Embora haja essas particularidades, Batista comemora que o vinho da jabuticaba conquistou o mercado goiano e nacional. “A aceitação é bastante grande e a gente tem uma demanda crescente de clientes, que cada vez mais procura esses produtos, que é diferenciado”, comentando, emendando que são poucas vinícolas que fazem a fermentação 100% da própria jaboticaba, como é feito por eles. “O pessoal gosta bastante da característica sensorial e química da bebida, por ser uma bebida mais forte, mais ácida com teor alcoólico parecida com a de uva, de 11%. Tem um mercado crescente e uma demanda crescente nesse setor”, celebra. Conforme o vinicultor, os pratos que mais combinam com o vinho da jabuticaba são carnes mais gordurosas, como as suínas. “Devido a acidez, harmoniza bastante com esse tipo de carne”, indica. A fruto em si é rica em antioxidante maior do que a encontrada na uva, e isso é transferido ao vinho.

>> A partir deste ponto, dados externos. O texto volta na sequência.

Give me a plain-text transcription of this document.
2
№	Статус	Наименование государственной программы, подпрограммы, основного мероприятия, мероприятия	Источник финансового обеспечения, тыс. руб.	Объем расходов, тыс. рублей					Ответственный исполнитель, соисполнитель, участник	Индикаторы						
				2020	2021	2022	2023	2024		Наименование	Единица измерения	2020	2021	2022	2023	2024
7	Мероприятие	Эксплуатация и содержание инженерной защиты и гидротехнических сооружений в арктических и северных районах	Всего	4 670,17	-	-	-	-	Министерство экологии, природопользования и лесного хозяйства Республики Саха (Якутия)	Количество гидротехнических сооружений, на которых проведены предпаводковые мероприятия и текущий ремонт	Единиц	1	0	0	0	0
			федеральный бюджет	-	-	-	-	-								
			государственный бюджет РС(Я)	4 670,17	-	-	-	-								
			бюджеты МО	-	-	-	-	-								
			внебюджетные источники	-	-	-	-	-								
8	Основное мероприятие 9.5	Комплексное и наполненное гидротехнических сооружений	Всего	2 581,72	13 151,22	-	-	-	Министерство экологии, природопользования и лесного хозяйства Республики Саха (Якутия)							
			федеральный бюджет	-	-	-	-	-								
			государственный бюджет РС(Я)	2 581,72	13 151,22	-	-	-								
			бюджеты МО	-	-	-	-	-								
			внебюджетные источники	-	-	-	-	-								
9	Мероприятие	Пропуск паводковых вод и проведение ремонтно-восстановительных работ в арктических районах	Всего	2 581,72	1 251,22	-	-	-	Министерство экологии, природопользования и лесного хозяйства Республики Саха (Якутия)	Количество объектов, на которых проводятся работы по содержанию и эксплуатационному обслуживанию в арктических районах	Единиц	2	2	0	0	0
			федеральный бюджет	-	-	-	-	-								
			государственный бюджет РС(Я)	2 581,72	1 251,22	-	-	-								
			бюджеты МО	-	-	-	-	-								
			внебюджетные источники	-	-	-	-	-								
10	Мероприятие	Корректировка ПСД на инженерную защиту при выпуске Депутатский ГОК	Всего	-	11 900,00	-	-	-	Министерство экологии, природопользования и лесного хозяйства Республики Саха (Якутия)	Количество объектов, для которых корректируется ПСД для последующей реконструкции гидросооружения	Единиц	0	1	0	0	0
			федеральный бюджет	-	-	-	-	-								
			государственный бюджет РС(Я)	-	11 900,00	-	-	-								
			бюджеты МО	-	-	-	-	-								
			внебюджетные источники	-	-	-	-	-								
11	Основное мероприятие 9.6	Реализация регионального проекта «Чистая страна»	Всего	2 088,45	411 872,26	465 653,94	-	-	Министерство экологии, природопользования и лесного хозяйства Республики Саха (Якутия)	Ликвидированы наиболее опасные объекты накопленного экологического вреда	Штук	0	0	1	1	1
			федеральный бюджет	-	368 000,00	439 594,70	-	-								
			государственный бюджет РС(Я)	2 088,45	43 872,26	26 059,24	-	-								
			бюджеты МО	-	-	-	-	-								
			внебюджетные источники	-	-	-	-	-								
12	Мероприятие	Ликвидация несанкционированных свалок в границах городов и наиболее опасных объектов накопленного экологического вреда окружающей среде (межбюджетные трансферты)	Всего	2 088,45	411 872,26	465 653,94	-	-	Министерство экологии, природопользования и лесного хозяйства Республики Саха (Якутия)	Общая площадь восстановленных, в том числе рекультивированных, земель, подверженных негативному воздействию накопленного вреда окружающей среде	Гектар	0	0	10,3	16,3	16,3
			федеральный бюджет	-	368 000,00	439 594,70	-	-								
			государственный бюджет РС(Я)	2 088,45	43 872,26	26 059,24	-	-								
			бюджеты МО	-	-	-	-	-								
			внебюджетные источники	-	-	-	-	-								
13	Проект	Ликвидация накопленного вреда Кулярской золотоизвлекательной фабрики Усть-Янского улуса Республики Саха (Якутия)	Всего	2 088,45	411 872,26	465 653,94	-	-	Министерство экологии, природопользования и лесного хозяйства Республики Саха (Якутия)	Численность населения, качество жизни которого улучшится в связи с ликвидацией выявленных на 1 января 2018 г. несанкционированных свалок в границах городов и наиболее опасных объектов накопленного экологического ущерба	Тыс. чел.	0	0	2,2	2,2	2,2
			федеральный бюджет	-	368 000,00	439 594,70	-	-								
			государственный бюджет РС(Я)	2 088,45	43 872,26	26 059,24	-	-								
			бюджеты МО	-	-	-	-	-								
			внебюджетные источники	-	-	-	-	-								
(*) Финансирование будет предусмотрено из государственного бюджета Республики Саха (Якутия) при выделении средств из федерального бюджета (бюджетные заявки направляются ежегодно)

Em que pese, o militar pioneiro, José Antonio Pires Gonçalves, não tenha permitido que ninguém, além dele e a esposa, tenha degustado o primeiro vinho produzido no Cerrado, outras iniciativas transformaram para sempre esse ambiente e tem colocado produtos sofisticados e competitivos no mercado nacional e concorrendo com tradicionais marcas internacionais. O sommelier Sérgio Pires lamenta, o desafio do momento do vinho goiano, não é equilibrar sabores, cheiros e consistência, mas vencer preconceitos em relação a produção de vinhos em Goiás. O especialista relata que quando leva algum vinho produzido no estado para degustações, nota repulsa de convidados. Talvez tenham sido atitudes semelhantes que levaram Gonçalves a manter em segredo a produção de vinho iniciada em Planaltina de Goiás.